Deployment models shown in the diagram
The architecture diagram below illustrates two primary deployment models you can choose depending on your operational preferences:- Secured Virtual Hub (Microsoft-managed): Firewall Manager manages a secured Virtual Hub (Virtual WAN) that can include integrated third‑party security providers. This model is ideal for organizations that want simplified, global connectivity with partner security integrations.
- Hub VNet (tenant-managed): Firewall Manager manages hub VNets that host Azure Firewall instances you control. This model gives you full lifecycle control of the VNet and firewall instances.

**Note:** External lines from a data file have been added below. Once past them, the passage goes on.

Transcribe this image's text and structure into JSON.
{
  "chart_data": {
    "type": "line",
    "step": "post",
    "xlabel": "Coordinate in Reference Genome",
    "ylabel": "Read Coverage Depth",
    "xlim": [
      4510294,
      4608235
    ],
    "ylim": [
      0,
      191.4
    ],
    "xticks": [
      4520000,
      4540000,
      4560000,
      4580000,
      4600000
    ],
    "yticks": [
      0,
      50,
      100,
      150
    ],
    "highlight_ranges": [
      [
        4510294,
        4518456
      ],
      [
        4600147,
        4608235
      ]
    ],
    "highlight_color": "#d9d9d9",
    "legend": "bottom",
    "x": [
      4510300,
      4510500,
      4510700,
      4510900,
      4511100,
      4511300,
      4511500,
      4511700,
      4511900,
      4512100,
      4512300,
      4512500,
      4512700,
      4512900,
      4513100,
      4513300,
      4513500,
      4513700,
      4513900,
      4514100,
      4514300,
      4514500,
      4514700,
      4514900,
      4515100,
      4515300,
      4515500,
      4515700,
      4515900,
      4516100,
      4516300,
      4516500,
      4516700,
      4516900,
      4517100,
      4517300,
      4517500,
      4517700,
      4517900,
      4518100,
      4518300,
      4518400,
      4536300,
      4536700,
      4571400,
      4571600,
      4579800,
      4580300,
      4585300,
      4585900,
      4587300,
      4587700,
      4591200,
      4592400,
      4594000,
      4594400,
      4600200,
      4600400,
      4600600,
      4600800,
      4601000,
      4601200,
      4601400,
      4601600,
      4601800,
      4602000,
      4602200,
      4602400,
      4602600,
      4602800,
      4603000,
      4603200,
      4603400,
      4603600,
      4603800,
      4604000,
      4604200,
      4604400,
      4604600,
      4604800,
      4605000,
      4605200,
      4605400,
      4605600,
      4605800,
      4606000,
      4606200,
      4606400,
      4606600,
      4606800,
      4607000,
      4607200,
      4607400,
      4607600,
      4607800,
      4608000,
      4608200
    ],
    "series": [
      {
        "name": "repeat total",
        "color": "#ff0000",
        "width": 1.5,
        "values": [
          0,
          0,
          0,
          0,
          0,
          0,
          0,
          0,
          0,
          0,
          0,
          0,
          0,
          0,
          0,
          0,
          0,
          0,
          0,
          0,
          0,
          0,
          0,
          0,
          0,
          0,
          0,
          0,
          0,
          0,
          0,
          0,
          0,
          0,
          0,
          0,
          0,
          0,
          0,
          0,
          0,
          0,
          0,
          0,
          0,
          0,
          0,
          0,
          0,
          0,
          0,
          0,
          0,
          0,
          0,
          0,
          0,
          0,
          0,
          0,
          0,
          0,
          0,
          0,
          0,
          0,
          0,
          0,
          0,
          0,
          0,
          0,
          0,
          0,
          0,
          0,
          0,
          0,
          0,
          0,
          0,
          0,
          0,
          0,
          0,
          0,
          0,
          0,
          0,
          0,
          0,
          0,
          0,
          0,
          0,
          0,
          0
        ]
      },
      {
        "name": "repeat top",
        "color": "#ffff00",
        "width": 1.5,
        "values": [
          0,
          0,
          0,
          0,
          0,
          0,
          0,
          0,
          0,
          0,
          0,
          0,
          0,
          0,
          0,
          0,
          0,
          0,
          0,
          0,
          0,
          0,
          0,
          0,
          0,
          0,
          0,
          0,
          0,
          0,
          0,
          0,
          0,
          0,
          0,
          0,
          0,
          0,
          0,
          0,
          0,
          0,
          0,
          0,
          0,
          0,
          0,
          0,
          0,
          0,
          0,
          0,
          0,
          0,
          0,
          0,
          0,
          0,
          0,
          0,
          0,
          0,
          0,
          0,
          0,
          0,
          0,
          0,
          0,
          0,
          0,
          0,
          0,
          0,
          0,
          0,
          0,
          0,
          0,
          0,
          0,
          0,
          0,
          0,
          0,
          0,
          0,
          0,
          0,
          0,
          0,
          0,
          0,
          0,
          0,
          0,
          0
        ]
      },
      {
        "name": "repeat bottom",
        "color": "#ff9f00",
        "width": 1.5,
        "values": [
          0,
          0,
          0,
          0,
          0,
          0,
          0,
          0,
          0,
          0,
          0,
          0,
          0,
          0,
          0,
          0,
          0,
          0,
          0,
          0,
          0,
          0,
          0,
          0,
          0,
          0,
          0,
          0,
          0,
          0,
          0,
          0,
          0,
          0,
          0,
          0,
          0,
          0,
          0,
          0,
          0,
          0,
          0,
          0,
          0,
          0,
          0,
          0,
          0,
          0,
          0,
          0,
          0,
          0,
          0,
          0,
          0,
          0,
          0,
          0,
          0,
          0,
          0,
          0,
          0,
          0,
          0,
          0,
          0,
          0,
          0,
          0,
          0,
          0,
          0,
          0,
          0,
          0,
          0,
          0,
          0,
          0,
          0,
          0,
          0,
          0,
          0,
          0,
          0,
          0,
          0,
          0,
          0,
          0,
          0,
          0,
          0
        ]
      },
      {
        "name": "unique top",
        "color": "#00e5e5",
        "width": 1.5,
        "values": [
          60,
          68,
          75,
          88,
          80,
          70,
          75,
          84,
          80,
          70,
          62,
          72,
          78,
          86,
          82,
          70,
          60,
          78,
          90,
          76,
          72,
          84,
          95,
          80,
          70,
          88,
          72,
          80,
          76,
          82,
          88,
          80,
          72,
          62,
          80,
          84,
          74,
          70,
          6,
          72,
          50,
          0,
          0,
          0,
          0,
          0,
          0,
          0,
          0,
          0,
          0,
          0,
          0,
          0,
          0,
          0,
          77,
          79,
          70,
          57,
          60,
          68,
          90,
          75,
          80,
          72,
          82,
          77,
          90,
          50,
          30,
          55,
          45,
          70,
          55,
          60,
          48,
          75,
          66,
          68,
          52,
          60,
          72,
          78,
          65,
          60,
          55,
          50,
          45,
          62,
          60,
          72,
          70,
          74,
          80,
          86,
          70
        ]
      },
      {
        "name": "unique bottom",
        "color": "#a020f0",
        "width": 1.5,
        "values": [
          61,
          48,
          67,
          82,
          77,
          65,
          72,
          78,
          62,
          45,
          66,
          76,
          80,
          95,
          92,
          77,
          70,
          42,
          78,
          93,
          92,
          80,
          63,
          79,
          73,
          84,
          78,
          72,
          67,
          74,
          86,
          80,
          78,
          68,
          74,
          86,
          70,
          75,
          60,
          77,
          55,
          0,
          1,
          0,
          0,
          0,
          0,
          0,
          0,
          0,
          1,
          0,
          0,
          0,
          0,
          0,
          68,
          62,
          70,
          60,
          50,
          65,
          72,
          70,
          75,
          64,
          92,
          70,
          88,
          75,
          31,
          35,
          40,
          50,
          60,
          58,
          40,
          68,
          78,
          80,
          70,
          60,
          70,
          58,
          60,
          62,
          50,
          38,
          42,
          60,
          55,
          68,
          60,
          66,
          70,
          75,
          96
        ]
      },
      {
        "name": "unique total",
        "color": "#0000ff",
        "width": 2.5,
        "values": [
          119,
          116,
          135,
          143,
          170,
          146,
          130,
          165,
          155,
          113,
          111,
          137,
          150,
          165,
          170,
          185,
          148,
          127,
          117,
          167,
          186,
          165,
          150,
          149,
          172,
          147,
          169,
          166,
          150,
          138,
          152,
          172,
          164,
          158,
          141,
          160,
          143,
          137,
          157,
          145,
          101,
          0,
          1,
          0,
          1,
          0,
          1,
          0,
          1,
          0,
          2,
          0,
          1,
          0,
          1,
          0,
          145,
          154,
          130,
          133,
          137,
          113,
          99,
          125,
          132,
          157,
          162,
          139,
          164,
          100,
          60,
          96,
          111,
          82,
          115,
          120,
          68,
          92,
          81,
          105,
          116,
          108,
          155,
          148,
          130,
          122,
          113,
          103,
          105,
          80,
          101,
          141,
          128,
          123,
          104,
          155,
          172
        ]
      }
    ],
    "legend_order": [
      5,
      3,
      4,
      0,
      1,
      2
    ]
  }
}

Core capabilities and when to use them
| Capability | Benefit | Example |
|---|---|---|
| Centralized deployment | Deploy and roll out Azure Firewall instances and policies across regions and subscriptions from one place, reducing per-region configuration overhead. | Provision an Azure Firewall and apply a common policy across 5 subscriptions. |
| Hierarchical policy management | Create Azure Firewall Policy objects scoped to management groups, subscriptions, or individual firewalls to enable global baselines and local refinements. | Push a company-wide allowlist and let subscription owners add local DNAT rules. |
| Third‑party security integration | Integrate partner security providers (Zscaler, Check Point, iBoss, etc.) into secured hubs for deeper inspection and filtering. | Forward traffic to an integrated partner appliance in a secured vHub for advanced threat inspection. |
| Central route management | Manage how traffic is steered for inspection (UDRs/forced‑tunneling) so inspection points are enforced consistently across your estate. | Configure route tables to ensure east–west or internet-bound traffic traverses the central firewall. |
| Wide region availability | Apply consistent firewalling and policy enforcement across many regions to protect workloads regardless of geography. | Replicate policies and firewall deployments to multiple regions for redundancy and compliance. |
Secured Virtual Hubs (Virtual WAN) are typically Microsoft-managed and are ideal when you want integrated partner security and simplified global connectivity. Hub VNet deployments are tenant-managed and offer more control over the VNet and firewall instance lifecycle.